Granted, Lloyd has an axe to grind, now that QI has been relegated from BBC1 to BBC2. And I don't really accept his description of that show as "uncompromising, eclectic, slightly saucy"; it's always seemed unbearably smug to me. But his comments make me wonder if there isn't too much attention paid to notions of offence when it comes to comedy. Just because something is inoffensive, doesn't make it unfunny (see Gavin & Stacey). And vice versa, edgy does not automatically equal funny (see Frankie Boyle). That mindset only gives rise to a particularly trying type of comedian out to shock for shock's sake. Perhaps comedy supremos should spend less time pontificating on what audiences find offensive, and more time simply writing jokes. We're all grown up enough to make up our own minds over whether we're appalled, amused, or, more likely on the BBC, just lightly titillated.

***

It's been a funny week to be a 29-year-old woman. Beyoncé's announcement of her pregnancy – a newsflash which spawned 8,868 tweets per second – has thrown the spotlight on this most awkward of ages. "I always said I'd have a baby at 30," she said in June. "I'm 29 now." And, lo, because Beyoncé is generally a woman who gets what she wants, it came to pass. So when the superstar enters her fourth decade tomorrow, she does so with the warm glow of knowledge that life is turning out exactly as planned. For the rest of us, for whom the stars are not quite so neatly aligned, various publications have offered up helpful lists of 30 things to do before you're 30. These imperatives range from the major – buy a property, have a baby, write a book, make a million, to the trivial – stop listening to Radio 1, buy a designer handbag, give up texting (really? But... why?).

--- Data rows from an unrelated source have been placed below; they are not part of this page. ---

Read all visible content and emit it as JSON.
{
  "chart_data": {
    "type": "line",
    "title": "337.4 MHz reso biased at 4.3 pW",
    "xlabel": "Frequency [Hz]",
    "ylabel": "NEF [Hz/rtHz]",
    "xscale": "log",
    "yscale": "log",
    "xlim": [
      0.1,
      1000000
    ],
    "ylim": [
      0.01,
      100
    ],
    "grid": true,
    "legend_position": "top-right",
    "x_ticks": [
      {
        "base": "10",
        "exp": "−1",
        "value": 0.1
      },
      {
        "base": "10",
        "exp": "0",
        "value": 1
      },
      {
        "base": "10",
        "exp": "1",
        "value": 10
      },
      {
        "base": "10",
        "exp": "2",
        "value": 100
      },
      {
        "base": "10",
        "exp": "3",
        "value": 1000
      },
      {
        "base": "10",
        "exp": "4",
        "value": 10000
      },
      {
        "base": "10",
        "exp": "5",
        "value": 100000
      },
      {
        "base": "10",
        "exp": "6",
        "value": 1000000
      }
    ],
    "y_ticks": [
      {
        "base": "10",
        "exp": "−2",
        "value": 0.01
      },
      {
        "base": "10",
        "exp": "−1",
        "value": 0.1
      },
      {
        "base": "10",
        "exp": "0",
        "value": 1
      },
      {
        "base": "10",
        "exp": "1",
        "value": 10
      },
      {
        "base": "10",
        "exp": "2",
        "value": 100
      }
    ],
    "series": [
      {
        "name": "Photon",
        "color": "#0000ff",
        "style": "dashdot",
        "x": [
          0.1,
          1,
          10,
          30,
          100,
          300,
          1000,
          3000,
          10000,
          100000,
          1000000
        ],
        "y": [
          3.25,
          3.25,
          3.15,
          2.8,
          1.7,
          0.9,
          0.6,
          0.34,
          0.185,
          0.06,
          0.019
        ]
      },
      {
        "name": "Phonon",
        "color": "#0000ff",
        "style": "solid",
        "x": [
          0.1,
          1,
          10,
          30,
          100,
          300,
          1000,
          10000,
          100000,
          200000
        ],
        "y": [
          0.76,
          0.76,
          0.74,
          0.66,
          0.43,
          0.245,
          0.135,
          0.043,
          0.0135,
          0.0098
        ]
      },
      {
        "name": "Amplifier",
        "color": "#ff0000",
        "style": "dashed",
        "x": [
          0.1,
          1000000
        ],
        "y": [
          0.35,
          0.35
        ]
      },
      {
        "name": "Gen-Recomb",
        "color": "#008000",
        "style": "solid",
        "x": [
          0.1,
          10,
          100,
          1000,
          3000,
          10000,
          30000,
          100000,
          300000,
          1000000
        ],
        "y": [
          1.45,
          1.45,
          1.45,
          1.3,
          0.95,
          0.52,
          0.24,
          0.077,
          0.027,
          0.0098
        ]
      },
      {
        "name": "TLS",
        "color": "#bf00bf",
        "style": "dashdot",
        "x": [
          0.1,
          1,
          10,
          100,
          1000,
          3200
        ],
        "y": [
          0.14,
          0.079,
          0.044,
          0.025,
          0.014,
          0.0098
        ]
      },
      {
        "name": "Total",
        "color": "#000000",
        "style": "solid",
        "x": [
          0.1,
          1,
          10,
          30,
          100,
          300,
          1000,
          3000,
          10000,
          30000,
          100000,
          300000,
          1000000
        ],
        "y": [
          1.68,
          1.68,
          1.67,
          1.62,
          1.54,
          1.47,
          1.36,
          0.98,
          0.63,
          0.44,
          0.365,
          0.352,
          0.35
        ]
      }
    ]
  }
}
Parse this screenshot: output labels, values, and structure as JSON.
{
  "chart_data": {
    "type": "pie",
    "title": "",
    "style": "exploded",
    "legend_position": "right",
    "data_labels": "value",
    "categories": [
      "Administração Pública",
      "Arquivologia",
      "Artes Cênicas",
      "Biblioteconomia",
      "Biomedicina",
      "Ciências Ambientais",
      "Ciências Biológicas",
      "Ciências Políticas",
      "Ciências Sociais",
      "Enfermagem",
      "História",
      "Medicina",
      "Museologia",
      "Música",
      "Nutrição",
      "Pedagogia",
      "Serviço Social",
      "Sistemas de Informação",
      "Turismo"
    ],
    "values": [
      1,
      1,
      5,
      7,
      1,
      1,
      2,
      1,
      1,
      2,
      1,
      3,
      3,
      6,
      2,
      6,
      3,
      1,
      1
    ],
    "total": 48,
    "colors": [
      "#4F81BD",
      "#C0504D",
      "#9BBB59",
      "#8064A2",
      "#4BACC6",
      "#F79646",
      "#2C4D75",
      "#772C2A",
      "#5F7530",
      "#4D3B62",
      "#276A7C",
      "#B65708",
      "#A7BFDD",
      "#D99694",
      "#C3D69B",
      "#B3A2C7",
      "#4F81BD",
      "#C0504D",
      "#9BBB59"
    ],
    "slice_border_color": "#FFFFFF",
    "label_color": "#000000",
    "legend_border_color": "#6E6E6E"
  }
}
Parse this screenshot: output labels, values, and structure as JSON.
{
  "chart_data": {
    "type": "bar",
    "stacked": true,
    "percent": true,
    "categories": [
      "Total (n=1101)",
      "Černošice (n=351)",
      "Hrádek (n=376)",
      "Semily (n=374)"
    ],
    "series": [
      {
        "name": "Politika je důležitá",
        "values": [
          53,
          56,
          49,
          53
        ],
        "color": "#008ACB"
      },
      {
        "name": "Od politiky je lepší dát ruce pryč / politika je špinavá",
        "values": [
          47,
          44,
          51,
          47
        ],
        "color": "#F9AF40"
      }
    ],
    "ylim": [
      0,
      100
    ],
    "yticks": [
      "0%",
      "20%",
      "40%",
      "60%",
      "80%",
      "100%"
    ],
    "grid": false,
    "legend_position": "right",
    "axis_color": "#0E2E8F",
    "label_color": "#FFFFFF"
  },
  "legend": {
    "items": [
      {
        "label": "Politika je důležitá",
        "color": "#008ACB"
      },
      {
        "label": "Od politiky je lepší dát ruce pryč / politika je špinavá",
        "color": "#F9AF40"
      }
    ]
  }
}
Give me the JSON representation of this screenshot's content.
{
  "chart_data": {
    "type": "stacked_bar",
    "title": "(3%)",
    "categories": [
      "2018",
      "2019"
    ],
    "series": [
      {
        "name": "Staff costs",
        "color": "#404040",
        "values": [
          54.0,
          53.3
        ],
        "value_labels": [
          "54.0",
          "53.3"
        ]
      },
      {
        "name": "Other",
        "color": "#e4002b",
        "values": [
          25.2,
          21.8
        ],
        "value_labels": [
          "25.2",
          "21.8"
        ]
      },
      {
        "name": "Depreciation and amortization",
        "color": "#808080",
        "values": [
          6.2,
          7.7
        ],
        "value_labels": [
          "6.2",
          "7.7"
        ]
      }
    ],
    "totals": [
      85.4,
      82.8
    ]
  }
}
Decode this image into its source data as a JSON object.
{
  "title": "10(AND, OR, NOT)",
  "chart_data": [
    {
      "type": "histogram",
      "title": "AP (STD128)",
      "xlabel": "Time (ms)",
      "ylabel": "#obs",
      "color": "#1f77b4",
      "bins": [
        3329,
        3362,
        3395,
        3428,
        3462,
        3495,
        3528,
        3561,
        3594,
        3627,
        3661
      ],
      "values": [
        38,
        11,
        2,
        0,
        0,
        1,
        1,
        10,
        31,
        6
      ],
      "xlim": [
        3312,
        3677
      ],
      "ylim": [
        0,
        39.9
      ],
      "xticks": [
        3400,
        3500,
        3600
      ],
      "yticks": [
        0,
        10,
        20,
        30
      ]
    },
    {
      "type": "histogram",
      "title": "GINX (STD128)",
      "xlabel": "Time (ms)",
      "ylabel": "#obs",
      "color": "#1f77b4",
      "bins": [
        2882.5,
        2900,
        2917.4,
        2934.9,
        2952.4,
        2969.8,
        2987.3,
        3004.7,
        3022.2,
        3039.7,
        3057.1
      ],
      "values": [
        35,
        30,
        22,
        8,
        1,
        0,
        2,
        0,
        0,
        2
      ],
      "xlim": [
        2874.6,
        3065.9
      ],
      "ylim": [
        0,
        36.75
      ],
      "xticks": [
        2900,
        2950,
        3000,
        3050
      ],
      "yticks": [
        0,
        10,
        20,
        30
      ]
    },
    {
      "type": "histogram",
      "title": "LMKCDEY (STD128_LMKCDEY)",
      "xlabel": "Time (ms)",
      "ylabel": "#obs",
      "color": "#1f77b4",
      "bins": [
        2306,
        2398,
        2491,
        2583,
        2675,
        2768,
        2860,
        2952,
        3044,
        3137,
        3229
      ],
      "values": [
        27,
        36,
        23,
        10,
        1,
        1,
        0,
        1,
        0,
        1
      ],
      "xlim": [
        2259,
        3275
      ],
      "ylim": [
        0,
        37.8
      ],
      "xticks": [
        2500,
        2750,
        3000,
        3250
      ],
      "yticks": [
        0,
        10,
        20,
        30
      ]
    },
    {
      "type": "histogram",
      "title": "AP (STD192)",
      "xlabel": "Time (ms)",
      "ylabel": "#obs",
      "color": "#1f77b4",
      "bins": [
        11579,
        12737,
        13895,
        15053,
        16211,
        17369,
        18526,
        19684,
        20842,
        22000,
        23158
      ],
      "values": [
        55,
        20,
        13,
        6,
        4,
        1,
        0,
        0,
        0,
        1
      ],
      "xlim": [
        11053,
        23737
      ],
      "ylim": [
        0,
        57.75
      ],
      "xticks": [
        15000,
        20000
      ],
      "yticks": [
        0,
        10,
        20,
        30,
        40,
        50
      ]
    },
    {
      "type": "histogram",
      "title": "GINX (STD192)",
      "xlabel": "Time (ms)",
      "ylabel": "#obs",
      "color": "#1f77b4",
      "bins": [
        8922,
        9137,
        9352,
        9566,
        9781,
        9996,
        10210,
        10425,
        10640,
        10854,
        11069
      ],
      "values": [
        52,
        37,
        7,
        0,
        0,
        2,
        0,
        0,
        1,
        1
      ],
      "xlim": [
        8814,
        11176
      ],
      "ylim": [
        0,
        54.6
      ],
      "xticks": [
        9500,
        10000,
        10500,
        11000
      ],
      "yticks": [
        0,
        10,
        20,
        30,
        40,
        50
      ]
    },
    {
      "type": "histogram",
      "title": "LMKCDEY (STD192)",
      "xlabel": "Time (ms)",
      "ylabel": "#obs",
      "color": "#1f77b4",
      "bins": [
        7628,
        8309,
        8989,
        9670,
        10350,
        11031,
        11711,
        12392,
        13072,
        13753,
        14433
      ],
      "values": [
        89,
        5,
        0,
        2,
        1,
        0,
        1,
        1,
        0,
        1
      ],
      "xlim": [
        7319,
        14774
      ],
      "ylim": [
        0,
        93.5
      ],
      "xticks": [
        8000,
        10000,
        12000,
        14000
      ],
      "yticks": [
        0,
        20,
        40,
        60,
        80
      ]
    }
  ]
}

For me, embarking upon the last month of my twenties and largely concerned with my next deadline and where to hold my birthday party, they make alarming reading. Still, I've got 38 days left to make my first million and write a book. Or I might just lose the checklists and get on with, you know, living my life.

***

Even in the debris-strewn aftermath of Hurricane Irene, the New York authorities have been busily poring over the small print this week. The reason? A federal law ordering that all of the city's 250,900 street signs be changed from upper case to upper-and-lower case, or from the shouty bombast of WALL ST to boring old, grammatically correct Wall St, by 2018. According to transport administrators, things in capitals are harder to read and therefore cause more accidents.

In fact, having realised that adding millions of dollars of sign-writing to billions of dollars of hurricane damage might be a bit much, they've softened the ruling a little so that from now on, any worn-out signs must be replaced with the new, typographically acceptable, versions.

Let's hope that some out-of-work actors take it upon themselves to begin a round-the-clock tending vigil of the BROADWAY sign immediately. Starring on Broadway simply doesn't have the same ring.